A família é uma clara representação da burguesia brasileira, que só se preocupa com seus próprios interesses e acredita possuir uma certa superioridade por pertencer a uma classe mais alta. Na realidade, entretanto, essa classe alta só se mantém porque há a exploração do trabalhador, principalmente das empregadas domésticas, que são marginalizadas no próprio lugar em que vivem, uma vez que precisam morar na casa dos patrões. No filme podemos perceber, através de Val, que muitas das normas sociais que geram essa opressão já estão fixas na cabeça da população — os patrões não precisam dizer a Val que ela não pode entrar na piscina, comer na mesma mesa que eles ou dormir em um dos quartos vazios; a própria diferença de classe já determina quem pode ou não fazer certas coisas e Val tem conhecimento disso, mesmo que nem sempre seja algo explícito.

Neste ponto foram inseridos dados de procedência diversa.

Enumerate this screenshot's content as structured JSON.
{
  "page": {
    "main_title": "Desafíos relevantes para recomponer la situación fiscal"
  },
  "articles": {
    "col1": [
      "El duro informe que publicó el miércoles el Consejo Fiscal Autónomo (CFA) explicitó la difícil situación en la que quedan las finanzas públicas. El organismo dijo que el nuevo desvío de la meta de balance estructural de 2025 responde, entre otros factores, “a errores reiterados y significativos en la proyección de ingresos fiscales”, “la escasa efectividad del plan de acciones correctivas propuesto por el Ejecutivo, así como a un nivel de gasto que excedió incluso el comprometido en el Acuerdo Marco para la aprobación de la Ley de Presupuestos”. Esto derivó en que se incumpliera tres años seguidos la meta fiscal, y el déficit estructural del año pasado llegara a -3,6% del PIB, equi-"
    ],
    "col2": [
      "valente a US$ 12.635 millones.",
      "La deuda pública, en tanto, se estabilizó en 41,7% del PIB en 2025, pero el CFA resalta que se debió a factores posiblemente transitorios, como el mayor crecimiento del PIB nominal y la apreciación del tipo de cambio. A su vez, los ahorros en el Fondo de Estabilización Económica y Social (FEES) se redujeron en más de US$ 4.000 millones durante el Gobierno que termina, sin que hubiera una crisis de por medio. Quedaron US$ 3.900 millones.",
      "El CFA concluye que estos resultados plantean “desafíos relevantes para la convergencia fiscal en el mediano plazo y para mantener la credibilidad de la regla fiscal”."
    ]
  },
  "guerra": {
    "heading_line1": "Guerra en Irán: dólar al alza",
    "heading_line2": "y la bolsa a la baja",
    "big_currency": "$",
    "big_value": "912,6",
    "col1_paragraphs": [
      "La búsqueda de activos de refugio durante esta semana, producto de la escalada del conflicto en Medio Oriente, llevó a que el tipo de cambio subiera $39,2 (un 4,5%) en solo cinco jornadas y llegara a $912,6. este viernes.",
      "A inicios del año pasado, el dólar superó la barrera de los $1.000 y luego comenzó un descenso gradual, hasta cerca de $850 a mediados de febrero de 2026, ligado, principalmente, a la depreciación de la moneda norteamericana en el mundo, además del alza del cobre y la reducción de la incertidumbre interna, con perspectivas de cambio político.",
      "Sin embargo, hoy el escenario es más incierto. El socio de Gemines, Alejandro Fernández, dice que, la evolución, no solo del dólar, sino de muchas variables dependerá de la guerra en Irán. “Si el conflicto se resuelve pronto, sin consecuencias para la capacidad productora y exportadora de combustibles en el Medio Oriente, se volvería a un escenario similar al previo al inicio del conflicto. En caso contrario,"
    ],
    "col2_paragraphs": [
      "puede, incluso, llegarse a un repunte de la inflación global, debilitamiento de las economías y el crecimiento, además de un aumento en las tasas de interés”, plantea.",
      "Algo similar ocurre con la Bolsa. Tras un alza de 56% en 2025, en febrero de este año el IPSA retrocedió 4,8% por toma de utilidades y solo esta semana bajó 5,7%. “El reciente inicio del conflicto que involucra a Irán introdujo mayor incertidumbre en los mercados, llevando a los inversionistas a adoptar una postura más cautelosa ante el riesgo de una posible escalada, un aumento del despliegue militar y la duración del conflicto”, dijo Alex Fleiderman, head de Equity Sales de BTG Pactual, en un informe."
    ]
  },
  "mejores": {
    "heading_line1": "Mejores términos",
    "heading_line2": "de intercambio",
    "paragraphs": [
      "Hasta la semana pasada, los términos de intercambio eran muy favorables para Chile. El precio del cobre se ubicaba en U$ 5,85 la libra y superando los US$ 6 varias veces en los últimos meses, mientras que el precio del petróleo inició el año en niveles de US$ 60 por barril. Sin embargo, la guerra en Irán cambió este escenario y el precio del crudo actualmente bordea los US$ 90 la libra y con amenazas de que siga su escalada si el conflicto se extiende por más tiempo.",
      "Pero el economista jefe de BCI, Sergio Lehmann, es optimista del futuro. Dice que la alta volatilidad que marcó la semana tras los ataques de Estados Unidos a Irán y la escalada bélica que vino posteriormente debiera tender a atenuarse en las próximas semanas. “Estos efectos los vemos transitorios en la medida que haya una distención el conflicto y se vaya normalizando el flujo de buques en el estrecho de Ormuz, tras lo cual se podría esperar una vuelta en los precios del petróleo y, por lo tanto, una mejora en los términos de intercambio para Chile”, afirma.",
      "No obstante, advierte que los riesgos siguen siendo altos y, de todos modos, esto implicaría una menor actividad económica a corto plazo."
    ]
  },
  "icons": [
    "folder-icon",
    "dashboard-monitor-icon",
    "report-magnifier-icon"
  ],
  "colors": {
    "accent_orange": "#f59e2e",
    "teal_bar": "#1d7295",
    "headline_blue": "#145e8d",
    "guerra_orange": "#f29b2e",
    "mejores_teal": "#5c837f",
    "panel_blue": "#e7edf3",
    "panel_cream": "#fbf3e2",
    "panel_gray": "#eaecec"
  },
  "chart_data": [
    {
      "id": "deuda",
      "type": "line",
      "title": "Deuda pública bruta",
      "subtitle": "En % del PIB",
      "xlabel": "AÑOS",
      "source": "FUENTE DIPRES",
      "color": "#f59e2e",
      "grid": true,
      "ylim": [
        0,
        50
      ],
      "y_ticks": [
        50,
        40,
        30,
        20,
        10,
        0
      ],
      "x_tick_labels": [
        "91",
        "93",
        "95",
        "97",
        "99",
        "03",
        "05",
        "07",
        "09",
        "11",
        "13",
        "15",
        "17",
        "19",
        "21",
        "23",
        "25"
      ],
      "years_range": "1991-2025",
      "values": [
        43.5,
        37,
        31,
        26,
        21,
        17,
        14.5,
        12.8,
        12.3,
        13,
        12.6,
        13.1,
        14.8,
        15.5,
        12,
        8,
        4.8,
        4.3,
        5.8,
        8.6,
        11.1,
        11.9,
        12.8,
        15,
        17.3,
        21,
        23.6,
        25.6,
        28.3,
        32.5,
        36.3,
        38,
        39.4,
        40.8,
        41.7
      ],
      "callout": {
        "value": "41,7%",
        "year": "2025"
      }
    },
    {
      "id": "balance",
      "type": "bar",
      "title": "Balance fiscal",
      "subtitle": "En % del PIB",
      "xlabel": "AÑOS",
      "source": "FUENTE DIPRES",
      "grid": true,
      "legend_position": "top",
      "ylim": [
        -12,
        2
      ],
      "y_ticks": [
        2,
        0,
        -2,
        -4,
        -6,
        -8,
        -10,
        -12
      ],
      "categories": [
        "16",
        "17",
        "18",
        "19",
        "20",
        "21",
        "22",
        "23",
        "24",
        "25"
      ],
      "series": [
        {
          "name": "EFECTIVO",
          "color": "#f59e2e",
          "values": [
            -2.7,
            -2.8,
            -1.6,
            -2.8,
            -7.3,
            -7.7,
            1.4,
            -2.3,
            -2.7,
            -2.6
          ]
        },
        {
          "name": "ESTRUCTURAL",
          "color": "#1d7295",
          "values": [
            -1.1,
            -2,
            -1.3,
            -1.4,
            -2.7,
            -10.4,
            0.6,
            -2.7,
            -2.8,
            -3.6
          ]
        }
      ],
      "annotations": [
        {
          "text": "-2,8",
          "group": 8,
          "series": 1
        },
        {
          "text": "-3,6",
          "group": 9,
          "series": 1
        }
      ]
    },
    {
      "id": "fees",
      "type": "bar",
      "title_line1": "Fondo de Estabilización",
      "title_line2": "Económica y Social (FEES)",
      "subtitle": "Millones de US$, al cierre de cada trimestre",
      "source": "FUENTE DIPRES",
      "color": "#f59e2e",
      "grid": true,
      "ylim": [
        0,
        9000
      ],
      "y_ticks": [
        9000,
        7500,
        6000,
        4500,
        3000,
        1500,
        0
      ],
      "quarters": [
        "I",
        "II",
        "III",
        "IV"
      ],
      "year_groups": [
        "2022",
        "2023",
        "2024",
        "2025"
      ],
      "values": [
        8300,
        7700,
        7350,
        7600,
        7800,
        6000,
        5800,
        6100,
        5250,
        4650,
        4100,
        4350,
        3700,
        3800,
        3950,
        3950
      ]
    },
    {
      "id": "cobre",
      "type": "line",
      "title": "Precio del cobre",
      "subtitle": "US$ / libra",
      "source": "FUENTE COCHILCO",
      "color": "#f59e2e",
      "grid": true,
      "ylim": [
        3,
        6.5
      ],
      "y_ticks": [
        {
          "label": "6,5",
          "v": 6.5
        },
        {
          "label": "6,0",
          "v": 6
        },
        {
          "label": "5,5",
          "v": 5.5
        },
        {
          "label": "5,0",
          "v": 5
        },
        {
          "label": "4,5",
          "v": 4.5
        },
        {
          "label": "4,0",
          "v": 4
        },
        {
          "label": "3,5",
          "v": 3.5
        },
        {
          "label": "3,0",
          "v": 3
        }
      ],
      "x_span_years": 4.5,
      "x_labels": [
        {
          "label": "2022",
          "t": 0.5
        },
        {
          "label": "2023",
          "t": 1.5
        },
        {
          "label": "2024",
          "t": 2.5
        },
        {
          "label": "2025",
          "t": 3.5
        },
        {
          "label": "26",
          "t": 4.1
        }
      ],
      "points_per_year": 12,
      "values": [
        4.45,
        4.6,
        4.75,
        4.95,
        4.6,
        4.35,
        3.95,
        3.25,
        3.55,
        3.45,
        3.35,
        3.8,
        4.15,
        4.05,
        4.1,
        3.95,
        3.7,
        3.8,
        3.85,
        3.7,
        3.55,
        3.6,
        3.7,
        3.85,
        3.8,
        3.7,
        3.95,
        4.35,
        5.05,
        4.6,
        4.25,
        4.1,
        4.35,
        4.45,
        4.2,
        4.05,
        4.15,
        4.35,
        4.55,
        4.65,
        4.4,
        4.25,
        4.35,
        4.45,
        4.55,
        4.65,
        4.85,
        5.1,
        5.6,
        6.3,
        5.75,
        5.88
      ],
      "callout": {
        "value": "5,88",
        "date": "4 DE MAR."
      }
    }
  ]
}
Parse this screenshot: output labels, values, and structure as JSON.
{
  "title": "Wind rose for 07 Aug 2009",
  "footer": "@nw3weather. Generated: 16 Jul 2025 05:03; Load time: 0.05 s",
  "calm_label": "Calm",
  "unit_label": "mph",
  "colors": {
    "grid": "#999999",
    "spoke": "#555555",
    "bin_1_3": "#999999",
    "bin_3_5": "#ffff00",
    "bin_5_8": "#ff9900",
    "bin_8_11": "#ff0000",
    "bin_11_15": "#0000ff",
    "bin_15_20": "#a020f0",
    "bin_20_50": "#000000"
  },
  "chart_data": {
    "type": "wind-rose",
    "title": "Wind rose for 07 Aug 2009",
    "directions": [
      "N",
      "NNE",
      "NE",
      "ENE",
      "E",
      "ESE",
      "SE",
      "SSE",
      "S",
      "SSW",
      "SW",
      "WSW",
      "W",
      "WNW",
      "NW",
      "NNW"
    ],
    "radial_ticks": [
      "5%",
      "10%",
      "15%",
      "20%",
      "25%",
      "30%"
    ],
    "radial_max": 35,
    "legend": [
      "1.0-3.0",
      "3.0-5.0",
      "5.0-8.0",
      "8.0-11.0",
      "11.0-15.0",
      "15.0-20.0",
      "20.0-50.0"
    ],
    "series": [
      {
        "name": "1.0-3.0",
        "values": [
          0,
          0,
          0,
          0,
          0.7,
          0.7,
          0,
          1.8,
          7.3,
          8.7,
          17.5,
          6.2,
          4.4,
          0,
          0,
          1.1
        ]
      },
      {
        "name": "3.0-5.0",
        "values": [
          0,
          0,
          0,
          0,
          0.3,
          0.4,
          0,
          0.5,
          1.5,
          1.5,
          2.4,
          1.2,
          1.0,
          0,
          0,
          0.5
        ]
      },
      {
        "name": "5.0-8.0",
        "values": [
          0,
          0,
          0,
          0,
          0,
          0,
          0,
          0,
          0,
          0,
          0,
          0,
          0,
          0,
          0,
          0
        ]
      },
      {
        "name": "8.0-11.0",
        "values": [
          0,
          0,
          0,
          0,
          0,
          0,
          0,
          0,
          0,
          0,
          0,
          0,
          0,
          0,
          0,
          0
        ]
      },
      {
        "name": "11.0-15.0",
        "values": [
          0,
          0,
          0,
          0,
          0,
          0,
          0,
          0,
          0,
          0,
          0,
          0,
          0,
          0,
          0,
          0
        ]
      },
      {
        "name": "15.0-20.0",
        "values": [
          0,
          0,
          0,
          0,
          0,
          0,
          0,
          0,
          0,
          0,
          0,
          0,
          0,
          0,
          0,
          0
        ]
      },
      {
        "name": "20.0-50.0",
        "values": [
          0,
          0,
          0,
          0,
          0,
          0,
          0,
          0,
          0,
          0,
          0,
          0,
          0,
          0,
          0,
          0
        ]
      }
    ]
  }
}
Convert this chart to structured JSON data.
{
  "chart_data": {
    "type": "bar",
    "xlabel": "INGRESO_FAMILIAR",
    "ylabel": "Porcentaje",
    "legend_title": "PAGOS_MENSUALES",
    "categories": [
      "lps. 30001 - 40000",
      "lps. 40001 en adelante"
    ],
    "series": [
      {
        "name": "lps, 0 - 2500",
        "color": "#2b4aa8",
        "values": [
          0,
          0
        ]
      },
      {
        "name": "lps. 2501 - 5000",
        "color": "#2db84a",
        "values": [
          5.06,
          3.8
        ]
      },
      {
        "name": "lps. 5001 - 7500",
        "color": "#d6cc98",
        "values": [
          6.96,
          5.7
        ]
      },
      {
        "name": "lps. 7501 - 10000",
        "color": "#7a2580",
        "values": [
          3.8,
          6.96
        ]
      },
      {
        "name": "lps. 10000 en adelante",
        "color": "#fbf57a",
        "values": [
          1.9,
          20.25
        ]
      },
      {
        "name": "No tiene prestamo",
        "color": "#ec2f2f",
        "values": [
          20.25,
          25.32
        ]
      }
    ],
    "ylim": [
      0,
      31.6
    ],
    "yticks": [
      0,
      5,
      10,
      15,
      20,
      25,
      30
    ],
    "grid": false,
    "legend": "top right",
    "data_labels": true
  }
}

É Jéssica quem traz uma esperança de uma nova vida para Val, pois a doméstica já estava acostumada com o tratamento que recebia. A desigualdade de classes é naturalizada e essas hierarquias costumam ser justificadas pela própria sociedade ao serem pensadas como algo inato. Quando Jéssica questiona a mãe sobre certos comportamentos, ela acaba trazendo uma reflexão que antes não existia. Val, em uma das últimas cenas, molha os pés na piscina da casa pela primeira vez em todos os anos em que morou lá, ligando para a filha logo em seguida para contar o que fez. Tal cena é uma representação do empoderamento da classe trabalhadora em relação à classe dominante. Pouco depois Val pede demissão e vai, finalmente, morar com a filha. Ela ainda tem a oportunidade de se redimir por não ter participado da criação da filha, pois descobre que tem um neto.

O filme aborda uma temática pouco discutida e extremamente importante, trazendo reflexões sobre a sociedade de classes em que vivemos, seus privilégios e opressões. Lembra bastante os filmes “Casa Grande” e “O som ao redor”, também nacionais.